这里有一个解决您的问题的解决方案。该解决方案首先将 df1 和 df2 的 SURNAME 列分为两个姓氏,以检查单个匹配项(请参阅 df1_bis 和 df2_bis)。然后,它循环遍历 df2 的所有条目以检查在 df1 中是否不找到确切的 NAME,以及是否在 df1 中找到 df2 的每个条目的至少一个姓氏。如果满足这两个条件,它会检查这些条目的CITY 和STATE 是否在df1 和df2 中匹配。如果是这种情况,则将 familyDummy 分配为 1,如果不是,则分配为 0。
library(tidyverse)
# Your data
df1 <-structure(list(NAME = c("Maria Antonia Sousa", "Josep Oliveira Carlos",
"Jose Mario Augusto Farias", "Andre Gois Lucas"), CITY = c("A",
"A", "B", "B"), STATE = c("X", "X", "Y", "Y"), SURNAME = c("Antonia Sousa",
"Oliveira Carlos", "Augusto Farias", "Gois Lucas")), class = "data.frame", row.names = c(NA,
-4L))
df2 <- structure(list(NAME = c("Maria Antonia Sousa", "Angela Oliveira Santos",
"Fabio Silva Carlos", "Luan Gois Lucas"), CITY = c("A", "A",
"B", "B"), STATE = c("X", "X", "Y", "Y"), SURNAME = c("Antonia Sousa",
"Oliveira Santos", "Silva Carlos", "Gois Lucas"), familyDummy = c(0L,
1L, 0L, 1L)), class = "data.frame", row.names = c(NA, -4L))
# Divide surnames
df1_bis <- df1 %>%
# Divide SURNAME into two surnames to check independently for each single surname
mutate(surname1 = str_extract(SURNAME,"[A-z]+(?=\\s)"),
surname2 = str_extract(SURNAME,"(?<=\\s)[A-z]+"))
df2_bis <- df2 %>%
# Divide SURNAME into two surnames to check independently for each single surname
mutate(surname1 = str_extract(SURNAME,"[A-z]+(?=\\s)"),
surname2 = str_extract(SURNAME,"(?<=\\s)[A-z]+"))
df2 %>%
# Add the result as another column
# Use map to cycle over each row in df2
mutate(familyDummy = map(1:nrow(df2_bis), function(i){
# Check if the same NAME is in df1 and df2, if it appears assign 0, if not, 1.
dif_name = str_detect(df2_bis$NAME[i], df1_bis$NAME, negate = T)

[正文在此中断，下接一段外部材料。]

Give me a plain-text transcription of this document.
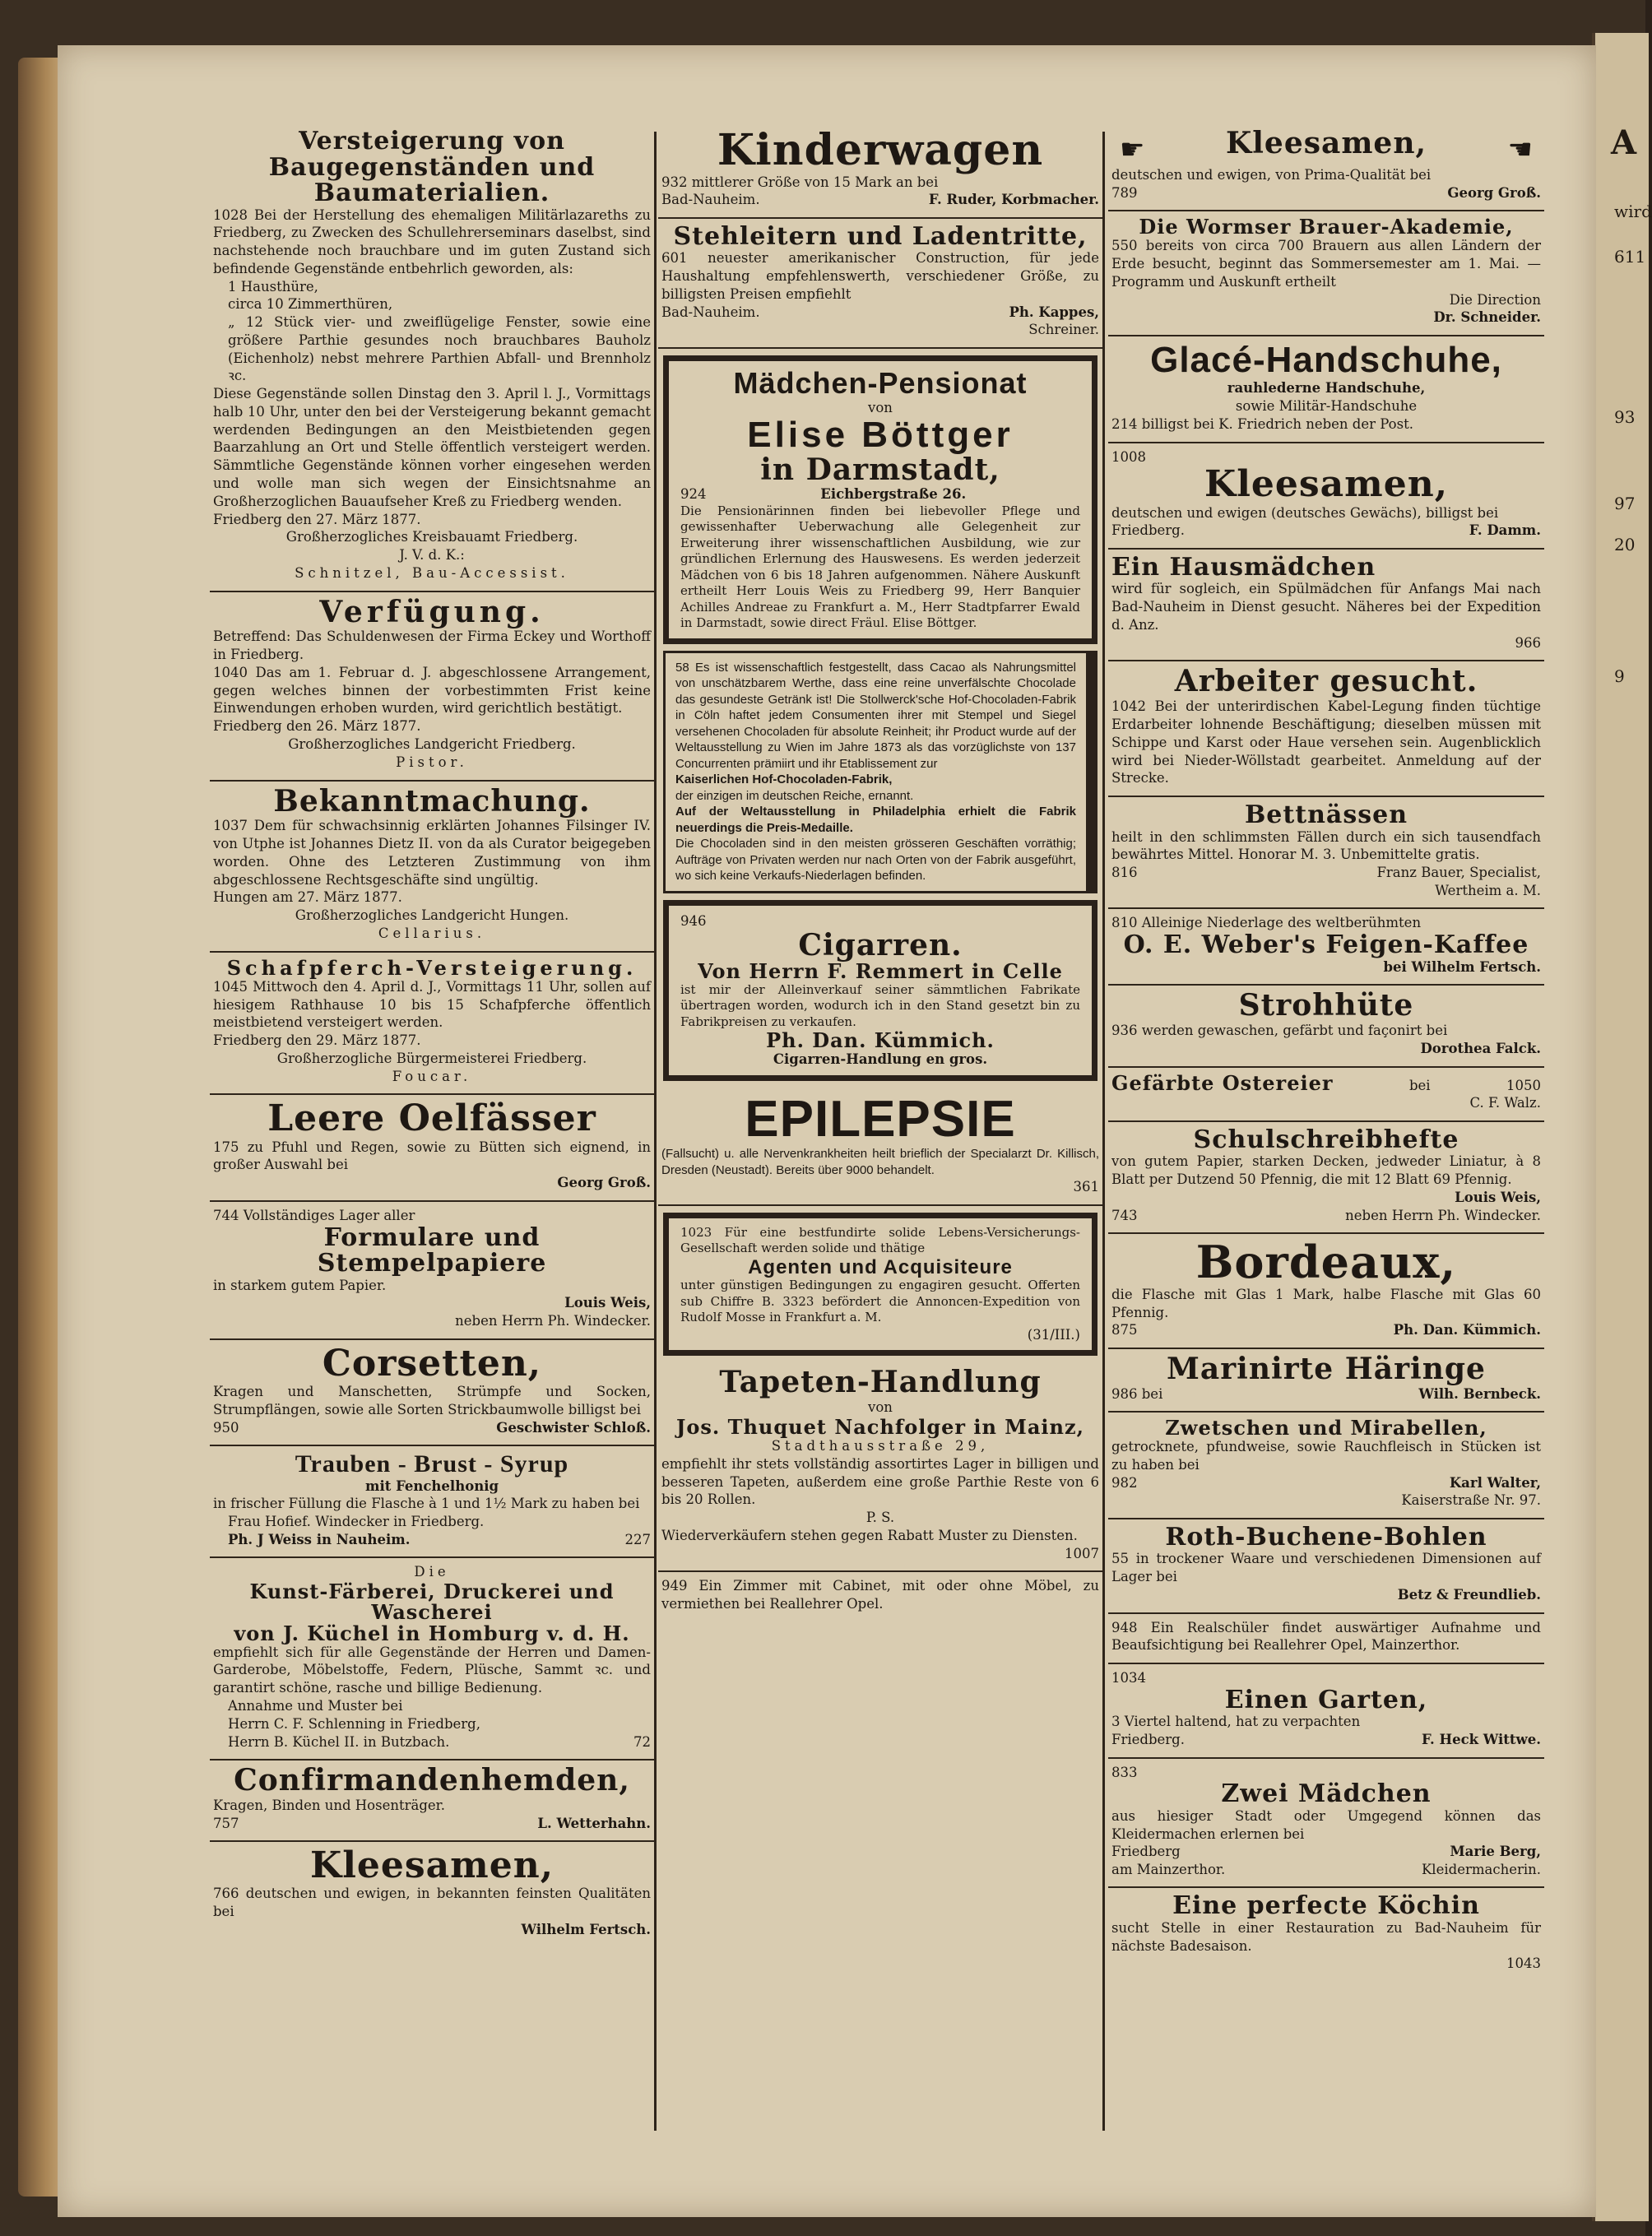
A
wird
611
93
97
20
9
Versteigerung von Baugegenständen und Baumaterialien.
1028 Bei der Herstellung des ehemaligen Militärlazareths zu Friedberg, zu Zwecken des Schullehrerseminars daselbst, sind nachstehende noch brauchbare und im guten Zustand sich befindende Gegenstände entbehrlich geworden, als:
1 Hausthüre,
circa 10 Zimmerthüren,
„ 12 Stück vier- und zweiflügelige Fenster, sowie eine größere Parthie gesundes noch brauchbares Bauholz (Eichenholz) nebst mehrere Parthien Abfall- und Brennholz ꝛc.
Diese Gegenstände sollen Dinstag den 3. April l. J., Vormittags halb 10 Uhr, unter den bei der Versteigerung bekannt gemacht werdenden Bedingungen an den Meistbietenden gegen Baarzahlung an Ort und Stelle öffentlich versteigert werden. Sämmtliche Gegenstände können vorher eingesehen werden und wolle man sich wegen der Einsichtsnahme an Großherzoglichen Bauaufseher Kreß zu Friedberg wenden.
Friedberg den 27. März 1877.
Großherzogliches Kreisbauamt Friedberg.
J. V. d. K.:
Schnitzel, Bau-Accessist.
Verfügung.
Betreffend: Das Schuldenwesen der Firma Eckey und Worthoff in Friedberg.
1040 Das am 1. Februar d. J. abgeschlossene Arrangement, gegen welches binnen der vorbestimmten Frist keine Einwendungen erhoben wurden, wird gerichtlich bestätigt.
Friedberg den 26. März 1877.
Großherzogliches Landgericht Friedberg.
Pistor.
Bekanntmachung.
1037 Dem für schwachsinnig erklärten Johannes Filsinger IV. von Utphe ist Johannes Dietz II. von da als Curator beigegeben worden. Ohne des Letzteren Zustimmung von ihm abgeschlossene Rechtsgeschäfte sind ungültig.
Hungen am 27. März 1877.
Großherzogliches Landgericht Hungen.
Cellarius.
Schafpferch-Versteigerung.
1045 Mittwoch den 4. April d. J., Vormittags 11 Uhr, sollen auf hiesigem Rathhause 10 bis 15 Schafpferche öffentlich meistbietend versteigert werden.
Friedberg den 29. März 1877.
Großherzogliche Bürgermeisterei Friedberg.
Foucar.
Leere Oelfässer
175 zu Pfuhl und Regen, sowie zu Bütten sich eignend, in großer Auswahl bei
Georg Groß.
744 Vollständiges Lager aller
Formulare und Stempelpapiere
in starkem gutem Papier.
Louis Weis,
neben Herrn Ph. Windecker.
Corsetten,
Kragen und Manschetten, Strümpfe und Socken, Strumpflängen, sowie alle Sorten Strickbaumwolle billigst bei
950	Geschwister Schloß.
Trauben - Brust - Syrup
mit Fenchelhonig
in frischer Füllung die Flasche à 1 und 1½ Mark zu haben bei
Frau Hofief. Windecker in Friedberg.
Ph. J Weiss in Nauheim.	227
Die
Kunst-Färberei, Druckerei und Wascherei
von J. Küchel in Homburg v. d. H.
empfiehlt sich für alle Gegenstände der Herren und Damen-Garderobe, Möbelstoffe, Federn, Plüsche, Sammt ꝛc. und garantirt schöne, rasche und billige Bedienung.
Annahme und Muster bei
Herrn C. F. Schlenning in Friedberg,
Herrn B. Küchel II. in Butzbach.	72
Confirmandenhemden,
Kragen, Binden und Hosenträger.
757	L. Wetterhahn.
Kleesamen,
766 deutschen und ewigen, in bekannten feinsten Qualitäten bei
Wilhelm Fertsch.
Kinderwagen
932 mittlerer Größe von 15 Mark an bei
Bad-Nauheim.	F. Ruder, Korbmacher.
Stehleitern und Ladentritte,
601 neuester amerikanischer Construction, für jede Haushaltung empfehlenswerth, verschiedener Größe, zu billigsten Preisen empfiehlt
Bad-Nauheim.	Ph. Kappes,
Schreiner.
Mädchen-Pensionat
von
Elise Böttger
in Darmstadt,
924	Eichbergstraße 26.
Die Pensionärinnen finden bei liebevoller Pflege und gewissenhafter Ueberwachung alle Gelegenheit zur Erweiterung ihrer wissenschaftlichen Ausbildung, wie zur gründlichen Erlernung des Hauswesens. Es werden jederzeit Mädchen von 6 bis 18 Jahren aufgenommen. Nähere Auskunft ertheilt Herr Louis Weis zu Friedberg 99, Herr Banquier Achilles Andreae zu Frankfurt a. M., Herr Stadtpfarrer Ewald in Darmstadt, sowie direct Fräul. Elise Böttger.
58 Es ist wissenschaftlich festgestellt, dass Cacao als Nahrungsmittel von unschätzbarem Werthe, dass eine reine unverfälschte Chocolade das gesundeste Getränk ist! Die Stollwerck'sche Hof-Chocoladen-Fabrik in Cöln haftet jedem Consumenten ihrer mit Stempel und Siegel versehenen Chocoladen für absolute Reinheit; ihr Product wurde auf der Weltausstellung zu Wien im Jahre 1873 als das vorzüglichste von 137 Concurrenten prämiirt und ihr Etablissement zur
Kaiserlichen Hof-Chocoladen-Fabrik,
der einzigen im deutschen Reiche, ernannt.
Auf der Weltausstellung in Philadelphia erhielt die Fabrik neuerdings die Preis-Medaille.
Die Chocoladen sind in den meisten grösseren Geschäften vorräthig; Aufträge von Privaten werden nur nach Orten von der Fabrik ausgeführt, wo sich keine Verkaufs-Niederlagen befinden.
946
Cigarren.
Von Herrn F. Remmert in Celle
ist mir der Alleinverkauf seiner sämmtlichen Fabrikate übertragen worden, wodurch ich in den Stand gesetzt bin zu Fabrikpreisen zu verkaufen.
Ph. Dan. Kümmich.
Cigarren-Handlung en gros.
EPILEPSIE
(Fallsucht) u. alle Nervenkrankheiten heilt brieflich der Specialarzt Dr. Killisch, Dresden (Neustadt). Bereits über 9000 behandelt.
361
1023 Für eine bestfundirte solide Lebens-Versicherungs-Gesellschaft werden solide und thätige
Agenten und Acquisiteure
unter günstigen Bedingungen zu engagiren gesucht. Offerten sub Chiffre B. 3323 befördert die Annoncen-Expedition von Rudolf Mosse in Frankfurt a. M.
(31/III.)
Tapeten-Handlung
von
Jos. Thuquet Nachfolger in Mainz,
Stadthausstraße 29,
empfiehlt ihr stets vollständig assortirtes Lager in billigen und besseren Tapeten, außerdem eine große Parthie Reste von 6 bis 20 Rollen.
P. S.
Wiederverkäufern stehen gegen Rabatt Muster zu Diensten.
1007
949 Ein Zimmer mit Cabinet, mit oder ohne Möbel, zu vermiethen bei Reallehrer Opel.
☛	Kleesamen,	☚
deutschen und ewigen, von Prima-Qualität bei
789	Georg Groß.
Die Wormser Brauer-Akademie,
550 bereits von circa 700 Brauern aus allen Ländern der Erde besucht, beginnt das Sommersemester am 1. Mai. — Programm und Auskunft ertheilt
Die Direction
Dr. Schneider.
Glacé-Handschuhe,
rauhlederne Handschuhe,
sowie Militär-Handschuhe
214 billigst bei K. Friedrich neben der Post.
1008
Kleesamen,
deutschen und ewigen (deutsches Gewächs), billigst bei
Friedberg.	F. Damm.
Ein Hausmädchen
wird für sogleich, ein Spülmädchen für Anfangs Mai nach Bad-Nauheim in Dienst gesucht. Näheres bei der Expedition d. Anz.
966
Arbeiter gesucht.
1042 Bei der unterirdischen Kabel-Legung finden tüchtige Erdarbeiter lohnende Beschäftigung; dieselben müssen mit Schippe und Karst oder Haue versehen sein. Augenblicklich wird bei Nieder-Wöllstadt gearbeitet. Anmeldung auf der Strecke.
Bettnässen
heilt in den schlimmsten Fällen durch ein sich tausendfach bewährtes Mittel. Honorar M. 3. Unbemittelte gratis.
816	Franz Bauer, Specialist,
Wertheim a. M.
810 Alleinige Niederlage des weltberühmten
O. E. Weber's Feigen-Kaffee
bei Wilhelm Fertsch.
Strohhüte
936 werden gewaschen, gefärbt und façonirt bei
Dorothea Falck.
Gefärbte Ostereier	bei	1050
C. F. Walz.
Schulschreibhefte
von gutem Papier, starken Decken, jedweder Liniatur, à 8 Blatt per Dutzend 50 Pfennig, die mit 12 Blatt 69 Pfennig.
Louis Weis,
743	neben Herrn Ph. Windecker.
Bordeaux,
die Flasche mit Glas 1 Mark, halbe Flasche mit Glas 60 Pfennig.
875	Ph. Dan. Kümmich.
Marinirte Häringe
986 bei	Wilh. Bernbeck.
Zwetschen und Mirabellen,
getrocknete, pfundweise, sowie Rauchfleisch in Stücken ist zu haben bei
982	Karl Walter,
Kaiserstraße Nr. 97.
Roth-Buchene-Bohlen
55 in trockener Waare und verschiedenen Dimensionen auf Lager bei
Betz & Freundlieb.
948 Ein Realschüler findet auswärtiger Aufnahme und Beaufsichtigung bei Reallehrer Opel, Mainzerthor.
1034
Einen Garten,
3 Viertel haltend, hat zu verpachten
Friedberg.	F. Heck Wittwe.
833
Zwei Mädchen
aus hiesiger Stadt oder Umgegend können das Kleidermachen erlernen bei
Friedberg	Marie Berg,
am Mainzerthor.	Kleidermacherin.
Eine perfecte Köchin
sucht Stelle in einer Restauration zu Bad-Nauheim für nächste Badesaison.
1043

# Check if any of the surnames of df1 is in df2. If it appears, assign 1, if not 0,
surname_same = ifelse(str_detect(df2_bis$surname1[i], df1_bis$surname1) | str_detect(df2_bis$surname1[i], df1_bis$surname2) | str_detect(df2_bis$surname2[i], df1_bis$surname1) | str_detect(df2_bis$surname2[i], df1_bis$surname2), 1, 0)
# Get the indices in df1 of the cases that meet the two latter criteria
temp <- which(dif_name == 1 & surname_same == 1)
# Check if there are cases where at least one entry matches the two criteria
if(length(temp) >= 1){
# Check if city and state in df1 matches that in df2
# I used %in% instead of == because there might be more than 1 match
familyDummy = ifelse(df2_bis$CITY[i] %in% df1_bis$CITY[temp] & df2_bis$STATE[i] %in% df1_bis$STATE[temp], 1, 0)
}else{ # If no case match the previous two criteria return 0
familyDummy = 0
}
return(familyDummy)
}))
# NAME CITY STATE SURNAME familyDummy
#1 Maria Antonia Sousa A X Antonia Sousa 0
#2 Angela Oliveira Santos A X Oliveira Santos 1
#3 Fabio Silva Carlos B Y Silva Carlos 0
#4 Luan Gois Lucas B Y Gois Lucas 1